Everyday Choices: The Role of Competing Authorities and Social Institutions in Politics and Development
November 11 @ 12:00 pm - 1:15 pm
Scholars and practitioners seek development solutions through the engineering and strengthening of state institutions. Yet, the citizens, public service providers and even state officials engaging in actions that constitute politics and development are not always acting only, or even primarily in terms of their role vis-a-vis the state. They are members of multiple communities – religious orders, family or kinship groups, ethnic communities – that make claims on individuals and create additional, often non-obvious incentives that shape individual actions.
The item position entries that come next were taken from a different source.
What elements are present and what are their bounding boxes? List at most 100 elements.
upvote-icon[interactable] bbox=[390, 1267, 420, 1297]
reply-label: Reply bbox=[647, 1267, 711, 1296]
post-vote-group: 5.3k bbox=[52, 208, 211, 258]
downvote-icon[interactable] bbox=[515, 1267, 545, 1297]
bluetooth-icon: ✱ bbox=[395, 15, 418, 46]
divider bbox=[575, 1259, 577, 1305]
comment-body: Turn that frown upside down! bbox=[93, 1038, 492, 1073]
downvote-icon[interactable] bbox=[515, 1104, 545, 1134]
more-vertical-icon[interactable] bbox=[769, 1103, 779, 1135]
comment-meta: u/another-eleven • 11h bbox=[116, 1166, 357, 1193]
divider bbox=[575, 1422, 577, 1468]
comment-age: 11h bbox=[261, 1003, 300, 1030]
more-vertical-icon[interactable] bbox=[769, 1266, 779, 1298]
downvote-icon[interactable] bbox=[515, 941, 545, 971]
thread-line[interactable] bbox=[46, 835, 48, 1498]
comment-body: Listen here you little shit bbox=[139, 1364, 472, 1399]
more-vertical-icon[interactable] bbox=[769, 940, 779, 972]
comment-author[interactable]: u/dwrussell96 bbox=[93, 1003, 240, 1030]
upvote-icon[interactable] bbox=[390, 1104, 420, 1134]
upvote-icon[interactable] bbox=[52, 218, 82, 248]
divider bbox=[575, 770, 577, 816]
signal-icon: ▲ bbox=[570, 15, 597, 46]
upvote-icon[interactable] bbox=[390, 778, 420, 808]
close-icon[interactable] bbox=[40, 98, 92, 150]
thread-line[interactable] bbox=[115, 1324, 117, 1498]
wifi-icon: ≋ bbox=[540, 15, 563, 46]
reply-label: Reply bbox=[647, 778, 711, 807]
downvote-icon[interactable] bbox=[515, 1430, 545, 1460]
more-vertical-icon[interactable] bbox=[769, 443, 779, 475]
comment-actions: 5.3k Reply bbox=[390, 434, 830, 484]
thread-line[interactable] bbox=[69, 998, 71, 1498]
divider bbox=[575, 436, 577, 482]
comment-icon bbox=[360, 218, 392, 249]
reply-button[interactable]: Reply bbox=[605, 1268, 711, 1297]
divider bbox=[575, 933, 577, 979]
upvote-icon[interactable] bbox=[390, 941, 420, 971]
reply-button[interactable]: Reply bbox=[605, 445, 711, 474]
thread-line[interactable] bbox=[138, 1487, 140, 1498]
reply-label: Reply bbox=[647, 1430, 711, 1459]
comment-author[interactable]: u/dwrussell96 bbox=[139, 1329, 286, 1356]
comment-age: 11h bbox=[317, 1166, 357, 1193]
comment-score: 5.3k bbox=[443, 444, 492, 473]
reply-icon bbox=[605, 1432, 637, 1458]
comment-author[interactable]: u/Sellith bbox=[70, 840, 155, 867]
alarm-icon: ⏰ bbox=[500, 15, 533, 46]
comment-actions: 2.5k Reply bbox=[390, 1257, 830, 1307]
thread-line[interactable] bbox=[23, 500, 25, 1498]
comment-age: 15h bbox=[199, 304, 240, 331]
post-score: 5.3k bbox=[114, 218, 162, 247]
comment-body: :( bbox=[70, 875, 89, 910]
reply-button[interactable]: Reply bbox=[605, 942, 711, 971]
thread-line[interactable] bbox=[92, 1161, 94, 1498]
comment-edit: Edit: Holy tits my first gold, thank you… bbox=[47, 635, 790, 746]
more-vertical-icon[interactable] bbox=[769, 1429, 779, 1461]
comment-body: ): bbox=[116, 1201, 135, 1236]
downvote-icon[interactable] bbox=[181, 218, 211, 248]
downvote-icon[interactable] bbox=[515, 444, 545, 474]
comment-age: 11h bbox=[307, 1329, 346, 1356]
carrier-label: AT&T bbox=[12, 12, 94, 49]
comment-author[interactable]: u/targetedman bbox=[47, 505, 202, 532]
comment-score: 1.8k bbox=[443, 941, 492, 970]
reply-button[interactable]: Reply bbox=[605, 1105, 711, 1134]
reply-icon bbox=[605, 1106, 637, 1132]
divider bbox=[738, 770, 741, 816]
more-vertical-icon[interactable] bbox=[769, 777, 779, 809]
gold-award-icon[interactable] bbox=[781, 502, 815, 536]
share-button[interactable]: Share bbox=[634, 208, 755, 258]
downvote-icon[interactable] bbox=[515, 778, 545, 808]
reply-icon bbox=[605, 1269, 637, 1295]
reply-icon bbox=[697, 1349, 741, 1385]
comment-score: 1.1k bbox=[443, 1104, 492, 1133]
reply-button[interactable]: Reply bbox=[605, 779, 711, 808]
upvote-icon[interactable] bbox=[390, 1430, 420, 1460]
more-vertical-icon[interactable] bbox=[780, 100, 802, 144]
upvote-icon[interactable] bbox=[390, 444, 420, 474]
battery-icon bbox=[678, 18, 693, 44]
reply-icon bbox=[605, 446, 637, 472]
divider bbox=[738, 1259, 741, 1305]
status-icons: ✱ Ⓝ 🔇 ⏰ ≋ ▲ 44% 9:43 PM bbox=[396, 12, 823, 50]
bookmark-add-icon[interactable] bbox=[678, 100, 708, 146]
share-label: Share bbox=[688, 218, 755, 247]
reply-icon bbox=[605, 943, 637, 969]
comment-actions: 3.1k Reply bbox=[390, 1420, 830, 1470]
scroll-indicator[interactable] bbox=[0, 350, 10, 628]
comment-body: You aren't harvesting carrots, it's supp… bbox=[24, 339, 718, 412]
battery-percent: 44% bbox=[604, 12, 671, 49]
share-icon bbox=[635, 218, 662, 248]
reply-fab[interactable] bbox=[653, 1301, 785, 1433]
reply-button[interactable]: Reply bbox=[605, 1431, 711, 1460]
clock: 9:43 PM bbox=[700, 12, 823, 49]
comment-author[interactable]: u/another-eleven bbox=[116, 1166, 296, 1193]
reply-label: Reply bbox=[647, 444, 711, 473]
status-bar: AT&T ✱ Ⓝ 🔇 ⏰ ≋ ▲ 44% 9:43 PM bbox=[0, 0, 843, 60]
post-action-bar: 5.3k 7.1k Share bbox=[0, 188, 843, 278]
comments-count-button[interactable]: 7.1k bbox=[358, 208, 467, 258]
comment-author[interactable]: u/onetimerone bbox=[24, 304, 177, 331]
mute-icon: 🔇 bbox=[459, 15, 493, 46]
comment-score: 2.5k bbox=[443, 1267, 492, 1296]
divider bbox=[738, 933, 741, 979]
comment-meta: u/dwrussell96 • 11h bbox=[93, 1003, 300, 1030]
Drawing on findings from existing literature and the author’s research, it puts forth an institutional approach that takes membership in multiple, often competing communities into account, explaining how the salience of various arenas of authority associated with communities, and of nature of the social institutions within these arenas, affect politics and development.
Ellen Lust is the Founding Director of the Program on Governance and Local Development at Yale University (est. 2013), and then at the University of Gothenburg (est. 2015), and is Professor in the Department of Political Science at the University of Gothenburg. She is currently a Tällberg Stavros Niarchos Foundation Fellow.
Ellen has conducted fieldwork and implemented surveys in Algeria, Egypt, Jordan, Kenya, Libya, Malawi, Morocco, Palestine, Syria, Tunisia and Zambia. She has authored numerous books, textbooks, and articles, including most recently, Safer Research in the Social Sciences: A Systematic Handbook for Human and Digital Security, (SAGE Publishing, 2020) in collaboration with Jannis Grimm, Kevin Koehler, Ilyas Saliba, and Isabell Schierenbeck. Ellen’s current research is aimed at examining the role of social institutions in governance and developing governance indicators to systematically gauge sub-national variations in governance and development.